New Alert System to Reduce Time, Stress for Pittsburgh FFs
By Megan Guza
Source The Tribune-Review
A new alert system installed across Pittsburgh’s firehouses will streamline responses and cut down on stress that wears on firefighters from listening to every call every moment they’re in the station, Public Safety officials said in introducing the system on Wednesday.
Dispatches are only heard by the station or stations that will be responding to the call, under the system.
Previously, every dispatch was heard in every room in every station.
Other emergency radio conversations and scanner chatter would also blare through each station’s speakers, Pittsburgh Bureau of Fire Lt. Dan Doyle said.
“Most of the people in the bureau would tell you it’s just part of the job, that’s what we get paid to do, it doesn’t affect me – I’m used to that,” Doyle said, speaking alongside other Public Safety and city officials outside Station 37 in the Manchester neighborhood.
Research shows that’s not true, he said.
“It raises your pulse rate, your body reacts to it even though you’re not going to be the one going on that call,” he said. “You kind of jump real quick to make sure before you arrive at the conclusion, ‘Oh, that’s not me,’ and you can go back about your business.”
“Twenty, 30, 40 years of that really packs a punch,” he said.
The technology comes from PURVIS, a Rhode Island-based company, and it has been used in a number of other cities for years, including New York City.
Public Safety Director Wendell Hissrich said he’d experienced the jarring dispatches himself when he was a city medic in the late 1980s.
“I sat many a times up at (Station 12) where, throughout the night, throughout the day, the radio was blaring,” Hissrich said. “It was very stressful, especially at night. You would jump out of your chair on a fire call because the intercom was so loud.”
When he came back to Pittsburgh 25 years later he was dismayed to find the very same alert system in place, Hissrich said.

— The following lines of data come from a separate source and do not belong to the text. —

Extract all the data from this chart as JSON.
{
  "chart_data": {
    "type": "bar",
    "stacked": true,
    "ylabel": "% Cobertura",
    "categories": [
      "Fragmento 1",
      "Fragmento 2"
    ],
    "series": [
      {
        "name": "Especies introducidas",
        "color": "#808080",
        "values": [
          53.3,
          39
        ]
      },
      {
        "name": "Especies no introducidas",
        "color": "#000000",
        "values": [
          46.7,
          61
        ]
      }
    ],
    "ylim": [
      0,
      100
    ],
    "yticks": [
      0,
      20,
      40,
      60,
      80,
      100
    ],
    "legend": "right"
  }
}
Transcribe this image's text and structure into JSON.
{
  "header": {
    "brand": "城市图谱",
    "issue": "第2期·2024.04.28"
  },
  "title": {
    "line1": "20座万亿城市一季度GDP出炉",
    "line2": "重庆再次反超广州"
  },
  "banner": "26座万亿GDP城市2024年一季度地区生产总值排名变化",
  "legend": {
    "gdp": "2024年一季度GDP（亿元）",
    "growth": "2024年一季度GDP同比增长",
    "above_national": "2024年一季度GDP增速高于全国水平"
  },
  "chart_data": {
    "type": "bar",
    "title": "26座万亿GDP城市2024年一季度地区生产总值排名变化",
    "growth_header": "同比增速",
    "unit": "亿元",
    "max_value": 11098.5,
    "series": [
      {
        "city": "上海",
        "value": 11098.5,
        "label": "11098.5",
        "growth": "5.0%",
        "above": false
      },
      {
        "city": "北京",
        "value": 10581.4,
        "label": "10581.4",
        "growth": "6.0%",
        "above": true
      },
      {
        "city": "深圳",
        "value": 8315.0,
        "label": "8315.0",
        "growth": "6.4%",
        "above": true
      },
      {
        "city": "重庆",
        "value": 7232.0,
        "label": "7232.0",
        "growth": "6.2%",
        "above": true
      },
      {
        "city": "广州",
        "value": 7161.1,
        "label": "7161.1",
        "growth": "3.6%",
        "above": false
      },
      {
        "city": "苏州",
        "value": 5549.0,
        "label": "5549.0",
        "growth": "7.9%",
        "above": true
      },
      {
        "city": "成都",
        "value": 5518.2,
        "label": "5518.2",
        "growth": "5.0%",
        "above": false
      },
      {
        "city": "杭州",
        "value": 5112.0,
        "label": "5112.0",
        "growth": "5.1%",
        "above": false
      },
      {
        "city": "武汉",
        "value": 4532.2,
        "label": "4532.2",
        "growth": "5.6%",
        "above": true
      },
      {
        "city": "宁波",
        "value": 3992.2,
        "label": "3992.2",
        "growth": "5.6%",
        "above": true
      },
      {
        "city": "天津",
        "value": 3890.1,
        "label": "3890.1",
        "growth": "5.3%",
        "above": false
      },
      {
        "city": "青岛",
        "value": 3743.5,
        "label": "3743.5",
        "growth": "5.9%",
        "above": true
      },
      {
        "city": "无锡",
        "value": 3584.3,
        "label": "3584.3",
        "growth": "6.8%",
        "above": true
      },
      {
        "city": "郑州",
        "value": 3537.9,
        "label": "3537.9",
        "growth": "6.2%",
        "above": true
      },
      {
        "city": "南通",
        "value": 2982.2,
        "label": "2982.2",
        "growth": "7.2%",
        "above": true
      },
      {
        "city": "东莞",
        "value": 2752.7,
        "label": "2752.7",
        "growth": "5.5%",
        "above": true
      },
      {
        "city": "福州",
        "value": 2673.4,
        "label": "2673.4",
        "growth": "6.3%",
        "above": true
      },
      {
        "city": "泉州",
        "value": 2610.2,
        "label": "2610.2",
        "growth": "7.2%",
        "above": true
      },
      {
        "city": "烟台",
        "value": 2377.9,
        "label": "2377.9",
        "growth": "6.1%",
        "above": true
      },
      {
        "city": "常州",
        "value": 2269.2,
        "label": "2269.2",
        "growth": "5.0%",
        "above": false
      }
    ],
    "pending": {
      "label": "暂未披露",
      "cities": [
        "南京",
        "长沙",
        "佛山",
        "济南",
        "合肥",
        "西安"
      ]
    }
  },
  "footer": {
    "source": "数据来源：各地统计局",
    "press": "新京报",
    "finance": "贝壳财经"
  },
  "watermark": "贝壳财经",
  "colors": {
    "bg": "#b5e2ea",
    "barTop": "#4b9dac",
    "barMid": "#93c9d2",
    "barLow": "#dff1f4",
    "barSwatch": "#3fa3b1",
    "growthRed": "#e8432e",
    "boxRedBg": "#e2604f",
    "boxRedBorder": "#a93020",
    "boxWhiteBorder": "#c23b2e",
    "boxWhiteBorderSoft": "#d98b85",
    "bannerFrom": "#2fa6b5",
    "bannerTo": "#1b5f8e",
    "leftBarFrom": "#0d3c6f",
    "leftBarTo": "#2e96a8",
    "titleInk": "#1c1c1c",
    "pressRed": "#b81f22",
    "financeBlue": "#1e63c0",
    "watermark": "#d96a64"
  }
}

A color-coded light system in each of the station’s rooms will let firefighters know before they even hear the call what it is – a building fire, a smoke alarm, a car fire, and so on. The speaker itself will start with a low tone and then get louder, and a light on the speaker specifically in the bunk room will light up slowly just enough for crews to see the way to their gear.
A hard copy of the call details will automatically print out, and the details will be displayed on a 60-inch LED board in each station. There are fail-safes in place that detect if there’s a problem in the system, which will then revert back to the alerts being broadcast to all stations, making it so no call is ever missed.
Chief Darryl Jones the new system will be vital to reducing unneeded stress on firefighters – and vital to getting crews out the door faster and with more information.
“Not only will it be more efficient as far as getting us out of the station… we get out of the station with more information,” he said.
Mayor Bill Peduto said the old system was once likened that from the 1970s television show “Emergency.”
“Utilizing that type of technology to save people’s lives and never changing it is not an investment in the people of the city of Pittsburgh,” he said. “That’s what this simply comes down to: a better informed firefighter, a better informed medic are able to save more people’s lives.”